Separating – What you need to know
The breakdown of your relationship is never easy and we know that you won’t have come to the decision to separate easily.
Our specialist team is on hand to advise, guide and support you through the process and to make it as stress-free as possible.
If you are in a civil partnership or married you can apply to end (‘dissolve’) your union if you have been in the partnership or married for at least a year.
There are three main steps to ending a civil partnership or marriage:
- File a dissolution petition – you have to apply to court for permission to end your union , and show reasons why you want to split up
- Apply for a conditional order – this is when a court will confirm you are entitled to dissolve the relationship
- Apply for a final order – this legally ends your civil partnership or marriage – you need to wait six weeks after you get the conditional order before you can apply
The law prescribes that to be entitled to a dissolution the relationship must have “irretrievably broken down” and that you have good reason for ending the civil partnership or marriage.

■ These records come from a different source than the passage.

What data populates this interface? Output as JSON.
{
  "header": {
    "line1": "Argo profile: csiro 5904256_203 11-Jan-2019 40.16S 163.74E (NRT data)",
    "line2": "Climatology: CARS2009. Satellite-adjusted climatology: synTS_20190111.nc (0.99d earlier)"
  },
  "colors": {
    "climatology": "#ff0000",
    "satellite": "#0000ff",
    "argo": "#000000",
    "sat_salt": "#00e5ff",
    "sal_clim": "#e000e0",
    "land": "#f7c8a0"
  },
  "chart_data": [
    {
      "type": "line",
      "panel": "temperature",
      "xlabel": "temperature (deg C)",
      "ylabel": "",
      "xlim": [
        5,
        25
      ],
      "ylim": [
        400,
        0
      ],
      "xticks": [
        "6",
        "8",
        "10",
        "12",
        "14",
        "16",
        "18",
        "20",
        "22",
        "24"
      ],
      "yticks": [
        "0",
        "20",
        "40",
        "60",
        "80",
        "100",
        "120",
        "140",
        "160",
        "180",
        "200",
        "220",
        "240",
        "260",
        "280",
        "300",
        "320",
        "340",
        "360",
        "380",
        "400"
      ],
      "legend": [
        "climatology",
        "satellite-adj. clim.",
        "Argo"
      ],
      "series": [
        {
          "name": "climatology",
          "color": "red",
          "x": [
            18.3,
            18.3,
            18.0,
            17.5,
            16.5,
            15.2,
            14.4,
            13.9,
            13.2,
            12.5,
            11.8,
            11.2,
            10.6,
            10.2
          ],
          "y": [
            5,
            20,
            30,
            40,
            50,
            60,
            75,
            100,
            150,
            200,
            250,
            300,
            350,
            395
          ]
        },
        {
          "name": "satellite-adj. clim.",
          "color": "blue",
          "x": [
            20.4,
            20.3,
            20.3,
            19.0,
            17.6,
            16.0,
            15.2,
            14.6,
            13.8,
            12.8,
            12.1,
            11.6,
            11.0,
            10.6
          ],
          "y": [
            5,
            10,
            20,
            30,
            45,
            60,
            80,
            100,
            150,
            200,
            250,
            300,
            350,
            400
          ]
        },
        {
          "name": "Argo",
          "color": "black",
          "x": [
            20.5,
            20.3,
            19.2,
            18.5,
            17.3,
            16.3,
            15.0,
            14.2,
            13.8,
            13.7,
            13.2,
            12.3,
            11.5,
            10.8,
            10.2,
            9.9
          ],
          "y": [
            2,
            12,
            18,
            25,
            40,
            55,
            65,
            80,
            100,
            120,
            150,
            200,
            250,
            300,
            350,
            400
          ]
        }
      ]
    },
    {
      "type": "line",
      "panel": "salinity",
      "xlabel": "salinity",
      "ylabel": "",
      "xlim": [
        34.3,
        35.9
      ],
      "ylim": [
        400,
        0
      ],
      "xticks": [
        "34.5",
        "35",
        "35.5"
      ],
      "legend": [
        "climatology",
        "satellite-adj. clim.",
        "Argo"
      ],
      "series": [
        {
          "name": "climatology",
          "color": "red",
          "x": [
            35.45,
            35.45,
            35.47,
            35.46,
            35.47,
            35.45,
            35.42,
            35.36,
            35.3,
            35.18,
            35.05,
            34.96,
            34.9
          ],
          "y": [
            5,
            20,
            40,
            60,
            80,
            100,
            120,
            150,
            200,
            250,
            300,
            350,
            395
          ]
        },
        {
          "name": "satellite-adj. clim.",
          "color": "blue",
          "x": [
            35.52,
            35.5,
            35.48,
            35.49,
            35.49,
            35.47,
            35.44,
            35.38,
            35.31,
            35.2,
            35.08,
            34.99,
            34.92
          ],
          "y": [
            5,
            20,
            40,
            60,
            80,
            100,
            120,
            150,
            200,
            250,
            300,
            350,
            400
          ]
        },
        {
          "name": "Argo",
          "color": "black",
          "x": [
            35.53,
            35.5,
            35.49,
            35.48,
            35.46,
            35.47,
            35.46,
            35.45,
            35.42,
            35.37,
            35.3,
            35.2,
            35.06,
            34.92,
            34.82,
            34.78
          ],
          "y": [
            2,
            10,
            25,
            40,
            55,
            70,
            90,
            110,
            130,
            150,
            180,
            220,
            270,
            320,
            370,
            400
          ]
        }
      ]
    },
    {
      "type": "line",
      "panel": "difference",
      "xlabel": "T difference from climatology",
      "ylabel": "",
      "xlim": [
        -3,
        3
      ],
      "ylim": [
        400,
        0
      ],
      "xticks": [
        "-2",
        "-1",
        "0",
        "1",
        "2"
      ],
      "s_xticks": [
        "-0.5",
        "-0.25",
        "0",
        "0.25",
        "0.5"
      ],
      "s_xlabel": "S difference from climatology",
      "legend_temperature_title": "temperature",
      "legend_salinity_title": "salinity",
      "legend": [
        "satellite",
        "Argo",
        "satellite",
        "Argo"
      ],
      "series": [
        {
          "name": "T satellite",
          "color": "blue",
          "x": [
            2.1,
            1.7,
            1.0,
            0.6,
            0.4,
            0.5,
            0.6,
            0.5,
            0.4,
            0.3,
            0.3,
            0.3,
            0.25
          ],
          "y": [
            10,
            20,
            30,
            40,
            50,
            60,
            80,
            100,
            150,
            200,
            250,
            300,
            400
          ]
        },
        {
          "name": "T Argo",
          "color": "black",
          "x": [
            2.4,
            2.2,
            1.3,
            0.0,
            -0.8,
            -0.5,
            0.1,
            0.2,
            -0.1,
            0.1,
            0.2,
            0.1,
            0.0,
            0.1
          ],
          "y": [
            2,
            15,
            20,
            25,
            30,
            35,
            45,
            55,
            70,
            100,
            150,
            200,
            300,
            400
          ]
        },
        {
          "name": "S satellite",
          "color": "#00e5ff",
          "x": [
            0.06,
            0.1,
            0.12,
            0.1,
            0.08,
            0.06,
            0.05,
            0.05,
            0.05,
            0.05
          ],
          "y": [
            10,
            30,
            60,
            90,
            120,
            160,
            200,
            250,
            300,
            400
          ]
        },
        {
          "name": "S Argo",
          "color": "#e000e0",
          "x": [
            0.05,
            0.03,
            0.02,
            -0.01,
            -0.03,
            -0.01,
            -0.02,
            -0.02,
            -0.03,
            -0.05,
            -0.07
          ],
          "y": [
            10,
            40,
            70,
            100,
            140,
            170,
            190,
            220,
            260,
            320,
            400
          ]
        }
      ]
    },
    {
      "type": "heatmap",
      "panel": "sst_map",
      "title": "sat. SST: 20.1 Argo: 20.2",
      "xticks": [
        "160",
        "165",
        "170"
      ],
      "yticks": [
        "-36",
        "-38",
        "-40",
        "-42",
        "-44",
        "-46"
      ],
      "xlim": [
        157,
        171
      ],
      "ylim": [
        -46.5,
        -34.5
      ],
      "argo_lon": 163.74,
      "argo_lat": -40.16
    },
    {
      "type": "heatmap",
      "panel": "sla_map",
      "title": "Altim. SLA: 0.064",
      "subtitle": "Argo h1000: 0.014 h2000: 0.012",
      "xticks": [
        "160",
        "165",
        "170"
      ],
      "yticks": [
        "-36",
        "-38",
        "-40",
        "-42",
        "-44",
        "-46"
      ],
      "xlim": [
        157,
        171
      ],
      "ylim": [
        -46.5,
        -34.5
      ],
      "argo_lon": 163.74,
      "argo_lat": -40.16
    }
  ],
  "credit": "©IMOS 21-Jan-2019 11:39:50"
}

There are four grounds for ending a civil partnership/marriage:
- Unreasonable behavior – this means that your partner has behaved so badly that you no longer wish to live with them. This could include verbal or physical abuse, being irresponsible with money, being sexually unfaithful, being untrustworthy or disrespectful.
- Desertion – your partner has left you for more than two years in the past two and a half years without your agreement or good reason
- You have lived apart for more than two years – you can get dissolution if you have lived apart for more than two years, and both agree to end the civil partnership
- You have lived apart for more than five years – living apart for more than five years is usually enough to end a civil partnership, even if your civil partner disagrees
Our team’s experience and knowledge can help you with all aspects concerning your separation, including separating your finances and advising you on the necessary arrangements for children that may be involved.